Zarr Visualization Report

Methods and benchmarks for visualizing Zarr

This site documents different approaches and benchmarks for zarr visualization. If you use or create Zarr data and wish to visualize it in a web browser, this guide is for you. It describes the requirements for data pre-processing and chunking in order to support visualization through tiling server and dynamic client approahces.

Background + Motivation

Visualization is key to exploring and understanding Earth data. Web browsers offer a near-universal platform for data exploration. However, web users expect near instantaneous page rendering. The scale of geospatial data makes it challenging to serve this data instantenously as browsers cannot read, reproject and create image tiles fast enough for a good user experience.
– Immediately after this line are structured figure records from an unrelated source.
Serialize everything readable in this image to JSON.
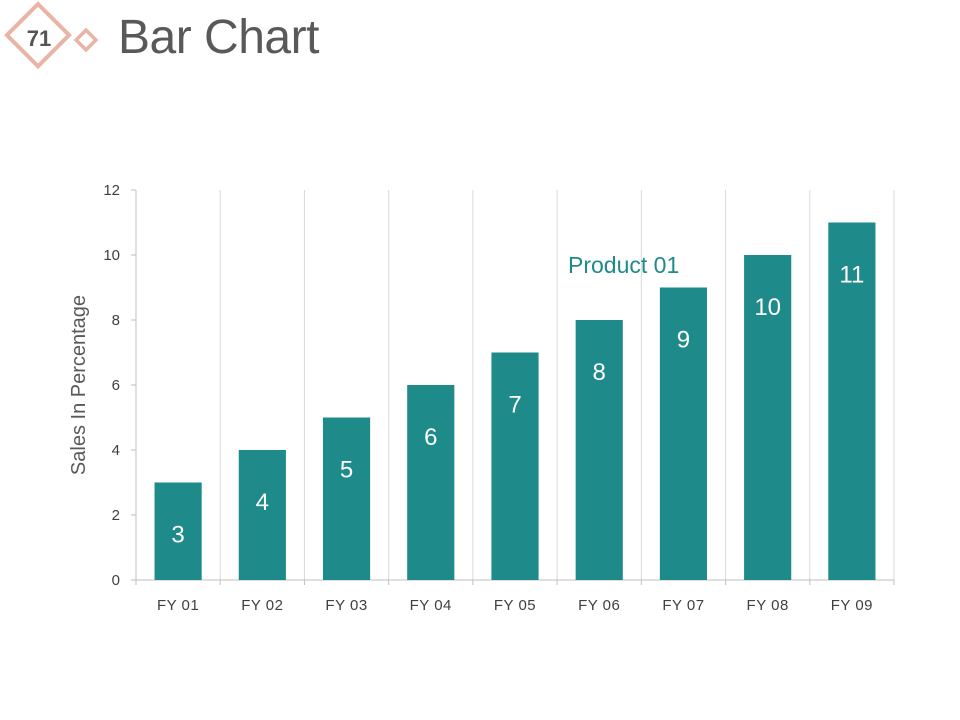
{
  "slide": {
    "number": "71",
    "title": "Bar Chart",
    "badge_color": "#e8b4a6"
  },
  "chart_data": {
    "type": "bar",
    "categories": [
      "FY 01",
      "FY 02",
      "FY 03",
      "FY 04",
      "FY 05",
      "FY 06",
      "FY 07",
      "FY 08",
      "FY 09"
    ],
    "series": [
      {
        "name": "Product 01",
        "values": [
          3,
          4,
          5,
          6,
          7,
          8,
          9,
          10,
          11
        ]
      }
    ],
    "title": "",
    "xlabel": "",
    "ylabel": "Sales In Percentage",
    "ylim": [
      0,
      12
    ],
    "yticks": [
      0,
      2,
      4,
      6,
      8,
      10,
      12
    ],
    "grid": "vertical",
    "legend": "none",
    "data_labels": true,
    "bar_color": "#1f8a8a",
    "series_label_color": "#1f8a8a"
  }
}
Pre-generated Map Tiles - Drawbacks

The challenge of visualizing large geospatial datasets led to the development of pre-generated static map tiles. While pregenerated map tiles make it possible to visualize data quickly, there are drawbacks. The most significant drawback is the data provider chooses how the data will appear. Next generation approaches give that power to the user. Other drawbacks impact the data provider, such as storage costs and maintaining a pipeline to constantly update or reprocess the tile storage with new and updated data. But the user is impacted by having no power to adjust the visualization, such as modifying the color scale, color map or perform “band math” where multiple variables are combined to produce a new variable.

New Approaches

More recent years have seen the success of the dynamic tiling approach which allows for on-demand map tile creation. This approach has traditionally relied on reading data from Cloud-Optimized GeoTIFFs (COGs). When the Zarr data format gained popularity for large-scale N-dimensional data analysis, users started to ask for browser-based visualization. The conventional Zarr chunk size stored for analysis (~100MB) was acknowledged to be too large to be fetched by a browser.
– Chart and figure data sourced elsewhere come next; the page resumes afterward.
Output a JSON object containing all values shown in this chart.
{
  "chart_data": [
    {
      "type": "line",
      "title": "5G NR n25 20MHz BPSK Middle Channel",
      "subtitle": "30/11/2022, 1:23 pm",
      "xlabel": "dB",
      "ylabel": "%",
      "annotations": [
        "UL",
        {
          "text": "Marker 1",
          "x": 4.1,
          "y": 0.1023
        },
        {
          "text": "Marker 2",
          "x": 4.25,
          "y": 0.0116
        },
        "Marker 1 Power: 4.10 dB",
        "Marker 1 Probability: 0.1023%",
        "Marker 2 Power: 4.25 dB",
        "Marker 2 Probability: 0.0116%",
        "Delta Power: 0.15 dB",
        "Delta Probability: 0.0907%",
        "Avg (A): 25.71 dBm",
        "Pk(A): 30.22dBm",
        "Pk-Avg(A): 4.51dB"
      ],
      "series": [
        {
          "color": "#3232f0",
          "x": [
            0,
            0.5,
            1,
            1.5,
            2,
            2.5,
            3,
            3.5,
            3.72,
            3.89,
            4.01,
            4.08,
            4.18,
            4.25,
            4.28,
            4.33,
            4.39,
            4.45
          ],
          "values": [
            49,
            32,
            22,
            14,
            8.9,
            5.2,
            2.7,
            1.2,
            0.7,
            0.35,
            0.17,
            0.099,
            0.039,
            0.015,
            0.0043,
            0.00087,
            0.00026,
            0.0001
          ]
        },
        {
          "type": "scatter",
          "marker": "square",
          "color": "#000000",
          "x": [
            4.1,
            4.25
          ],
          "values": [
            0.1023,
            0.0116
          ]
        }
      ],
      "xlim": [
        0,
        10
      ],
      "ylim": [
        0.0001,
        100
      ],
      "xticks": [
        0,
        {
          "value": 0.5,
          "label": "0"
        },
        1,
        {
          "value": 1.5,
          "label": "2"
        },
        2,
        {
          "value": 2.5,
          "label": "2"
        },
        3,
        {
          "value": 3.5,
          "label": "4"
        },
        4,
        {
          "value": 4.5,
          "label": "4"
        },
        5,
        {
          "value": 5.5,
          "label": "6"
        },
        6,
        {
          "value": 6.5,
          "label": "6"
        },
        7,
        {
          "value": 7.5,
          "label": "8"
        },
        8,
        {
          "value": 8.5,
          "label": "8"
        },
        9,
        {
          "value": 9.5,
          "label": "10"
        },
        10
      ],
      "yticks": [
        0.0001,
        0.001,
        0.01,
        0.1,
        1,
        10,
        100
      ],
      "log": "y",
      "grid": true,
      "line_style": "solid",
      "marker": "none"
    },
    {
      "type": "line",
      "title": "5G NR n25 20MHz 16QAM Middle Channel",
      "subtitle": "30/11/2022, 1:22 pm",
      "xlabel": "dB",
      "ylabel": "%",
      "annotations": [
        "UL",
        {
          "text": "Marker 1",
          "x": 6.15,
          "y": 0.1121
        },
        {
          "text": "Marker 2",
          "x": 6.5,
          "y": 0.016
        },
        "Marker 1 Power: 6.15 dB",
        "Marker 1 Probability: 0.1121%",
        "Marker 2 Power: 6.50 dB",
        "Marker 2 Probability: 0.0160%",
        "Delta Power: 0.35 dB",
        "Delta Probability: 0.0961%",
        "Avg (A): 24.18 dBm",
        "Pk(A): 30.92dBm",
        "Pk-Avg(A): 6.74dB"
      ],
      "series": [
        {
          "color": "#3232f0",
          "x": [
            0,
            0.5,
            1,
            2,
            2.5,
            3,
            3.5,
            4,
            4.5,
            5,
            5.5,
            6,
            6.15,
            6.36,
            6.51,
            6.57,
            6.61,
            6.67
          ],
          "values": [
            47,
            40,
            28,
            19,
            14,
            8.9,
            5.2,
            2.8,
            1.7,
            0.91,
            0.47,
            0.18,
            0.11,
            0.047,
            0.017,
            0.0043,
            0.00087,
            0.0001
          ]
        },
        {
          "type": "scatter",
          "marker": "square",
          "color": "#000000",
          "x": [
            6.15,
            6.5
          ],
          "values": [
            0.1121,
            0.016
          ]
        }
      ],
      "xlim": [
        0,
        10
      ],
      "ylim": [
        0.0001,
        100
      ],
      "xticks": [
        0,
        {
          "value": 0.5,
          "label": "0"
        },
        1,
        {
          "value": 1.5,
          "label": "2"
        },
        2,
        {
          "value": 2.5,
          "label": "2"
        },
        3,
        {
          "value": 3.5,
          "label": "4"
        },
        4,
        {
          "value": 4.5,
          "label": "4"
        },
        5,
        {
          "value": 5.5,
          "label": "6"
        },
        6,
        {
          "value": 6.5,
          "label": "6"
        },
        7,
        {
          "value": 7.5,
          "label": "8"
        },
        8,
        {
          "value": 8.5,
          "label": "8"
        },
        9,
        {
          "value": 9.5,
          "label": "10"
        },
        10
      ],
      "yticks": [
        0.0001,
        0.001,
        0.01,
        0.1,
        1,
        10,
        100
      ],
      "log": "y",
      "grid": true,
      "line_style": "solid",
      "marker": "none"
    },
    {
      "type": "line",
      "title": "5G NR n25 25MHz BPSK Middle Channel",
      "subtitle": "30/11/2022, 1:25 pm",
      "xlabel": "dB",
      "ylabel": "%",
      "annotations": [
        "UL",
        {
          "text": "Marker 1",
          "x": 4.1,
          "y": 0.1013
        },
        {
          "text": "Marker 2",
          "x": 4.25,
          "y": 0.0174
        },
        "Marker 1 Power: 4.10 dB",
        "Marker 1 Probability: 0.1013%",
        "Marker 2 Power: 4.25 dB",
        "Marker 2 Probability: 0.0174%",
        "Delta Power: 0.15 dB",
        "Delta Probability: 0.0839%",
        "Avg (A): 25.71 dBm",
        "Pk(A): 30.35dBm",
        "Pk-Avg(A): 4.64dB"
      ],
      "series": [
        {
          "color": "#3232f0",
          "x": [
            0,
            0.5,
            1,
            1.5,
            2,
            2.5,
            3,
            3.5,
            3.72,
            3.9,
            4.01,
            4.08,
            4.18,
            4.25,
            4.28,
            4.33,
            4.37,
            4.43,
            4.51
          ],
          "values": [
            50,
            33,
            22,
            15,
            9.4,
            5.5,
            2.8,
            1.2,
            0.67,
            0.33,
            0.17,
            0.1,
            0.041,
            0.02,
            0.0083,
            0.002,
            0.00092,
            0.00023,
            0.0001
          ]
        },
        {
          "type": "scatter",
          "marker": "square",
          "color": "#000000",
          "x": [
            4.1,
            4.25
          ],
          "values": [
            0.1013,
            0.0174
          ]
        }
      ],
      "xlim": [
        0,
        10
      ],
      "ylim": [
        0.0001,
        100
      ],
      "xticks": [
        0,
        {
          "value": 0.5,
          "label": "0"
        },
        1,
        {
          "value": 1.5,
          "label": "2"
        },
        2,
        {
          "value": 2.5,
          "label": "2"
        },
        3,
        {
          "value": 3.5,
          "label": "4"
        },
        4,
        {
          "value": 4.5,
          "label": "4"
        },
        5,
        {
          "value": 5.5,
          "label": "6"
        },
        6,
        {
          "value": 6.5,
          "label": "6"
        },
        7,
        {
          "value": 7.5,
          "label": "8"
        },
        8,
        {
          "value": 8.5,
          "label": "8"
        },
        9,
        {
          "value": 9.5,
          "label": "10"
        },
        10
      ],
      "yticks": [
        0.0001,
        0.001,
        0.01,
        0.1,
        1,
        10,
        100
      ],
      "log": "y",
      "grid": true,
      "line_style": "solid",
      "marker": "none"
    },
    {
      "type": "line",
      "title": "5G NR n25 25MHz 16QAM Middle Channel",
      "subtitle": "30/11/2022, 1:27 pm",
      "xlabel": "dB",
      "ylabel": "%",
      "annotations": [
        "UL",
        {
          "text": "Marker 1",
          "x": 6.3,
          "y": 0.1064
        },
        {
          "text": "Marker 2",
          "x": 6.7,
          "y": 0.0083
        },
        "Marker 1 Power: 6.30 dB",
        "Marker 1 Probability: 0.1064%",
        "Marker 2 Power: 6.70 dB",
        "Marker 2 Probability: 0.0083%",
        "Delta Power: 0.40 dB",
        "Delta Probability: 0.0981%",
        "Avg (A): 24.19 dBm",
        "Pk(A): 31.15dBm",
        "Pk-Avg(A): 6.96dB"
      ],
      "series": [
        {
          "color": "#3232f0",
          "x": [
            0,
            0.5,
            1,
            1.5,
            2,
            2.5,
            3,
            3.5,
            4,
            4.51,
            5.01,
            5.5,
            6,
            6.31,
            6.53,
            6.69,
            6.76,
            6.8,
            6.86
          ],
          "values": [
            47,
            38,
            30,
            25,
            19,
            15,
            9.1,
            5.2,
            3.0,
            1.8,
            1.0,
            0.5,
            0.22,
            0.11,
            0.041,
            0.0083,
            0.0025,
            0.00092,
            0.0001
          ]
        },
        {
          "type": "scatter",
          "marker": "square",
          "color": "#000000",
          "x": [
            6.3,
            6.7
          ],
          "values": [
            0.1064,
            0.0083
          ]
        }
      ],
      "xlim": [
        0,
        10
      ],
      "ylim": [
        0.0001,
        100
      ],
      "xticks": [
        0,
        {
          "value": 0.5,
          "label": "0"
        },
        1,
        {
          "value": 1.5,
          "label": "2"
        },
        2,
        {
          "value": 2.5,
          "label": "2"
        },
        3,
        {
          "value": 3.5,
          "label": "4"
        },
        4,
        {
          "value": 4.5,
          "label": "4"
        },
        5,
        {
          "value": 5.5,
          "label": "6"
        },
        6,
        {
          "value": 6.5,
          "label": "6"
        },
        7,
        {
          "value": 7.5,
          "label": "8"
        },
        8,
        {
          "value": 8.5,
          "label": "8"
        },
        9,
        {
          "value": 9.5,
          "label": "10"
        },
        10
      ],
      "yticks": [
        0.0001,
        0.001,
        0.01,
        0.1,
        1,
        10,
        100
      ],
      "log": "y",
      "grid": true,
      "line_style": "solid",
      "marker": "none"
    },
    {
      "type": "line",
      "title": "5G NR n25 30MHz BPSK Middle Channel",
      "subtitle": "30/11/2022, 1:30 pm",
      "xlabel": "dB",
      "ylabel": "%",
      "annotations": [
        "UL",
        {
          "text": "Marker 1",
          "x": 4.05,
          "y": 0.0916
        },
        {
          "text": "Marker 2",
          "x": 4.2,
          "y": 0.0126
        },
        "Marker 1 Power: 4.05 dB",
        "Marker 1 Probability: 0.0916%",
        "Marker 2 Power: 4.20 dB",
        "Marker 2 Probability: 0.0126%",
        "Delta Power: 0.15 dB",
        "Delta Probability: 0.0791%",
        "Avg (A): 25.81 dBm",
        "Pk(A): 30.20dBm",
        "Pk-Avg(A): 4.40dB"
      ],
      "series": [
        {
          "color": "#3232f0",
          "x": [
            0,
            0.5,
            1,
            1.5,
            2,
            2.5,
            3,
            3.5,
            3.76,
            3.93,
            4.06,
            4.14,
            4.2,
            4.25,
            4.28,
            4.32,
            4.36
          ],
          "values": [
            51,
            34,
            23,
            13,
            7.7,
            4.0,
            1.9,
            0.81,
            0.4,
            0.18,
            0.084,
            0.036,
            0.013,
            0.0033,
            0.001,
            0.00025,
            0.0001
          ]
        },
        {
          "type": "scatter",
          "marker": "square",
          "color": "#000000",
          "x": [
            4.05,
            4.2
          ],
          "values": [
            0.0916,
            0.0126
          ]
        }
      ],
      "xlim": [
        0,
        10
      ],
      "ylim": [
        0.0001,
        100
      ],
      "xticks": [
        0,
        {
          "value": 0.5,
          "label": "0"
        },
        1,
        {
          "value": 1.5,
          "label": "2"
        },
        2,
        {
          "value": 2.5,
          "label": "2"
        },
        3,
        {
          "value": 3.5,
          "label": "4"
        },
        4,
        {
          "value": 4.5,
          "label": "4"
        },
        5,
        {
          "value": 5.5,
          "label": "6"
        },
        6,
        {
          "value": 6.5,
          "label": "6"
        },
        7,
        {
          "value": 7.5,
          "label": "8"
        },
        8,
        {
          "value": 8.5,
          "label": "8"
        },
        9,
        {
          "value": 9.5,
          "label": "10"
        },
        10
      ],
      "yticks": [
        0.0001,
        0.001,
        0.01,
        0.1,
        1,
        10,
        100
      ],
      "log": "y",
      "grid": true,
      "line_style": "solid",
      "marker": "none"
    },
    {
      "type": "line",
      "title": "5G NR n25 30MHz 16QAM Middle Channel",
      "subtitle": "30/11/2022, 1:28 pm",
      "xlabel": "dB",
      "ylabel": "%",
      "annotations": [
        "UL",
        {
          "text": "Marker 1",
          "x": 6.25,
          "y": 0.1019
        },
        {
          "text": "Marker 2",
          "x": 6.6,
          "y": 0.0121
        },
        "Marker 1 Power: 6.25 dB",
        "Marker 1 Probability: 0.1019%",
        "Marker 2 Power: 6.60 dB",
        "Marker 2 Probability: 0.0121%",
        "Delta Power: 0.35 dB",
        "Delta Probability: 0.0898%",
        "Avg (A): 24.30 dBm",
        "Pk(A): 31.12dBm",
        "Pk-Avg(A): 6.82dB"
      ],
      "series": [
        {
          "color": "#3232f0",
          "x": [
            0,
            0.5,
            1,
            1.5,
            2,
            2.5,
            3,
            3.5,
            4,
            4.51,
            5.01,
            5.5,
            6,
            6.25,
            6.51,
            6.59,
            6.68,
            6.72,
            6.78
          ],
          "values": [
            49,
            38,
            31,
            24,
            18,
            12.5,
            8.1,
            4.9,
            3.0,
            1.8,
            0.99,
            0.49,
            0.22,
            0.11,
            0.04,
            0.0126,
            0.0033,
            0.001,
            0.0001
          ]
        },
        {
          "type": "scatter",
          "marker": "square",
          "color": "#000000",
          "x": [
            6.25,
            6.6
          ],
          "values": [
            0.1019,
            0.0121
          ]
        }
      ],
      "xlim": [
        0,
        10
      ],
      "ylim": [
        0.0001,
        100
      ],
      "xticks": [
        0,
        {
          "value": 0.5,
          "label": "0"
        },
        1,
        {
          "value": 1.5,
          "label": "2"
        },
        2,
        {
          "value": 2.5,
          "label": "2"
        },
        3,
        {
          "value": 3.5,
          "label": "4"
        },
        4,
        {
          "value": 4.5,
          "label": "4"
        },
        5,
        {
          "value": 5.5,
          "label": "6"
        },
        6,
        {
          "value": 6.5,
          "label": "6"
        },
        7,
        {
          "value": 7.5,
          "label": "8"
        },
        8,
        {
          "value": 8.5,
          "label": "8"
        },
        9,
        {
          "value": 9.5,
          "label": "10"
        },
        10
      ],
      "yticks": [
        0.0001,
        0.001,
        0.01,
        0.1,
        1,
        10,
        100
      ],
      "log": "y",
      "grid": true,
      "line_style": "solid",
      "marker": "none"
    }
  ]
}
Now there are two options for visualizing Zarr data: a tile server and dynamic client. rio_tiler’s XarrayReader supports tile rendering from anything that is xarray-readable. This means a tile server can render tiles from Zarr stores as well as netCDF4/HDF5 and other formats. However, a tile server still requires running a server while the second option, “dynamic client”, reads Zarr directly in the browser client and uses webGL to render map tiles.

Goals

This report will describe these two approaches. We will discuss the tradeoffs, pre-processing options and provide performance benchmarks for a variety of data configurations. We hope readers will be able to reuse lessons learned and recommendations to deliver their Zarr data to users in web browser and contribute to the wider adoption of this format for large scale environmental data understanding.